Jeremy L. Dillon
RW Monitor
3/20/2015
PHOENIX, Ariz.—The legal challenge to the Nuclear Regulatory Commission’s Continued Storage of Spent Nuclear Fuel Rule, formerly known as Waste Confidence, will not see major action until the fall of 2015, two attorneys involved in the dispute said here this week at this year’s Waste Management conference. A coalition of states and environmental groups filed a suit earlier this year against the rulemaking in the U.S. Court of Appeals for the D.C. Circuit, alleging that the NRC failed to address the court’s 2010 demands to strengthen its Waste Confidence assertion. “We are still waiting on a briefing schedule from the court, and there may be some additional lawsuits associated with the Commission’s recent decision to reject the petition,” said Jonathan Rund, Assistant General Counsel with the Nuclear Energy Institute, who has joined as an intervener with the NRC. “It’s not exactly clear what the schedule is going to be, but I think as we move forward we will have briefings later this year.” Geoffrey Fetus, lead nuclear attorney for the Natural Resources Defense Council, also echoed Rund’s timeline: “Third or fourth quarter is about when it will take place. The briefing schedule will come from the court, in my guess, sometime in May.”

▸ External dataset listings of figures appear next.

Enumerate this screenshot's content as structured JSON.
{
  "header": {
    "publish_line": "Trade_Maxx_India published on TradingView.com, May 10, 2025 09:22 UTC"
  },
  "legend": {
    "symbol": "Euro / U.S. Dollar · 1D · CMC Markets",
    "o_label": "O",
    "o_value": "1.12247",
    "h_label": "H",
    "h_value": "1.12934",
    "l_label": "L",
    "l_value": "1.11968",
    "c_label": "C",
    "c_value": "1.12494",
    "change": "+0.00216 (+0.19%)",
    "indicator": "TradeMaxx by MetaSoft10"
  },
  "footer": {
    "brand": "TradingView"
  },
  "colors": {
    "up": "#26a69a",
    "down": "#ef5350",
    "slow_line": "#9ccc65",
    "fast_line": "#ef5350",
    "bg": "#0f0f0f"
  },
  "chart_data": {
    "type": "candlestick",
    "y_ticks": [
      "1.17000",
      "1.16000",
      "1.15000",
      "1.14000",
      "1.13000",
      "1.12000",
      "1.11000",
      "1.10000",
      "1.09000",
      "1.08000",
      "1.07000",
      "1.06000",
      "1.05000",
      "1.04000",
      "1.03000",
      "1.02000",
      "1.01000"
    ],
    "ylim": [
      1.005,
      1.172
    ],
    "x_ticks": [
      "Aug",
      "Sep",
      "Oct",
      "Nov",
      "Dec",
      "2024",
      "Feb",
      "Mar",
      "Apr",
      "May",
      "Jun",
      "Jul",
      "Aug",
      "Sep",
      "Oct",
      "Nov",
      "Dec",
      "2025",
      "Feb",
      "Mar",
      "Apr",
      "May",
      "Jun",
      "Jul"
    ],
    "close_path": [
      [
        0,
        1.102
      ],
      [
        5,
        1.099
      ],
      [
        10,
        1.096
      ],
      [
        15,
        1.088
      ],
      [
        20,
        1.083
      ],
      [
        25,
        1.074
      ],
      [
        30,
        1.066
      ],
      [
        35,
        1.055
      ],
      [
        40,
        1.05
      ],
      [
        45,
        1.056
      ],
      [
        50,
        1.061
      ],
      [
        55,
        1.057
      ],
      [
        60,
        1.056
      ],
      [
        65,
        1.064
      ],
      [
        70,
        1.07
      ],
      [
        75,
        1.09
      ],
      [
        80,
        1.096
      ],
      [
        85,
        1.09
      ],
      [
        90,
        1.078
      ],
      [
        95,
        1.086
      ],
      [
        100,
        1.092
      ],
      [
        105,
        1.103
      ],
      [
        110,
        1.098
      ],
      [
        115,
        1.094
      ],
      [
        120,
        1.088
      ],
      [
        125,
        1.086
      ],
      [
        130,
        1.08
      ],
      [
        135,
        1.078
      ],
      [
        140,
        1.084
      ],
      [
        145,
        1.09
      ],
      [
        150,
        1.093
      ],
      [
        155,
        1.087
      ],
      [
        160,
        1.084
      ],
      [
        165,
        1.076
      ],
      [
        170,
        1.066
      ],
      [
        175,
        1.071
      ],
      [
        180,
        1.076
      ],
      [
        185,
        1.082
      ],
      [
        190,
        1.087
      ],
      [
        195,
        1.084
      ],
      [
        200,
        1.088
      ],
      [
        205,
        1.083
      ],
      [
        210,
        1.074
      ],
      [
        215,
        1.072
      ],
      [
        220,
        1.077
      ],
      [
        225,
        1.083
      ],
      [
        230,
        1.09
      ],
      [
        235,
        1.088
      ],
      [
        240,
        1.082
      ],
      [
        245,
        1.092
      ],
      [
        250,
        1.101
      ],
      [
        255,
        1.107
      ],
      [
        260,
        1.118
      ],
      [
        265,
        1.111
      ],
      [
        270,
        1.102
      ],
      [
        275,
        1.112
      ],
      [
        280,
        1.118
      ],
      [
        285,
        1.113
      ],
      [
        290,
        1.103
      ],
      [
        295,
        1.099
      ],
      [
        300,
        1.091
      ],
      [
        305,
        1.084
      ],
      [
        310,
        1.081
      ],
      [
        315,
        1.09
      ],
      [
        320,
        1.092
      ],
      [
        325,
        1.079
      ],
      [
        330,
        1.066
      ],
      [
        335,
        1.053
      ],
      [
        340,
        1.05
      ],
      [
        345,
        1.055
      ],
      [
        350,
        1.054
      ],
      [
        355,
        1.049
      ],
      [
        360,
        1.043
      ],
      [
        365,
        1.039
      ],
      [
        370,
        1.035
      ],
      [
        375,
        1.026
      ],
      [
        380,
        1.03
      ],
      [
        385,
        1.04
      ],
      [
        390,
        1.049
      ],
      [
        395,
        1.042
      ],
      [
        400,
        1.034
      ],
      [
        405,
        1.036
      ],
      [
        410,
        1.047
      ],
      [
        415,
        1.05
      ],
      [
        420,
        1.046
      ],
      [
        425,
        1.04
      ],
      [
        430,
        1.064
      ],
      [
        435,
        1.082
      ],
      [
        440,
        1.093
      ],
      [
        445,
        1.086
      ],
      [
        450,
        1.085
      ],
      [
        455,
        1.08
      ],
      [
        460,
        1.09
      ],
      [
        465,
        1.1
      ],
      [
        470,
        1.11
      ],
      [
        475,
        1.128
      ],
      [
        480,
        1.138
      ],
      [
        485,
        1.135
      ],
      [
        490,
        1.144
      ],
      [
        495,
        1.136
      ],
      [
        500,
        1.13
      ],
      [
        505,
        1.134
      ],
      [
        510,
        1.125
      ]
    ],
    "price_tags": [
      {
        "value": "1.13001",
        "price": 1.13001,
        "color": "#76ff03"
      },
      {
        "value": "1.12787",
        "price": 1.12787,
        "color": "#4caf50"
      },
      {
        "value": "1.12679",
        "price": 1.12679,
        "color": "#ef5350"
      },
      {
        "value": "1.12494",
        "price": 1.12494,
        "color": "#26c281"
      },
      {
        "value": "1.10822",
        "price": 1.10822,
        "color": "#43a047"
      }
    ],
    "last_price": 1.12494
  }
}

Challengers Focusing on NEPA Concerns
Although the challengers have yet to lay out their formal court argument, it is widely believed to center on an alleged failure on NRC’s part to fully consider all the things needed for a National Environmental Policy Act review, including a thorough alternatives analysis. The challengers argued that the NRC’s use of a cost/benefit study for the alternatives analysis failed to fully investigate the consequences of each alternative, leading to an incomplete NEPA analysis. “We have a problem with a cost/benefit comparison of alternative procedural pathways for a NEPA analysis substituting for actually looking at what alternatives are,” Fettus said. The NRC argued that the risk assessment was low enough for the alternatives that they did not warrant further analysis.
The challengers include many of the parties involved in the original suit that required the NRC to re-do its Waste Confidence rulemaking with a stricter look at environmental effects of continued storage of spent nuclear fuel, including: a state coalition of New York, Vermont, and Connecticut; the Prairie Island Indian Community; a group of nine environmental groups; and the Natural Resources Defense Council.
NRC Says On-Site Storage Is Safe
The NRC determined in its response rulemaking to the court’s order that spent fuel could be safely stored on site well past a reactor’s lifespan. When the NRC first issued a revised waste confidence rule in 2010, the Commission extended the length of time assumed to be safe for storage of spent fuel at a reactor site from 30 years to 60 years. In its new update, the NRC based its rule on a generic environmental impact statement that found the environmental impact of storing spent fuel on-site was small in most categories, including an indefinite timeframe. This final rulemaking, though, removed language concerning a timeline for the availability of a repository after the Commission determined that was a policy decision outside the NRC’s regulation jurisdiction.
NRC Commissioner William Ostendorff, meanwhile, echoed the Continued Storage Rule’s safety finding during a panel on International Used Fuel Strategies at this week’s conference. Ostendorff’s comments came in light of the momentum for a consolidated storage facility for spent fuel. “Consolidated interim storage is not required to ensure safety or security of spent fuel,” Ostendorff said. “It’s my strong belief, the Commission’s belief, and our staff’s belief with some of the best experts in the world that spent fuel today is being safely and securely stored on-site in spent fuel pools or dry casks. So, the concern about safety or security should not be a reason to go forward with a consolidated storage proposal.”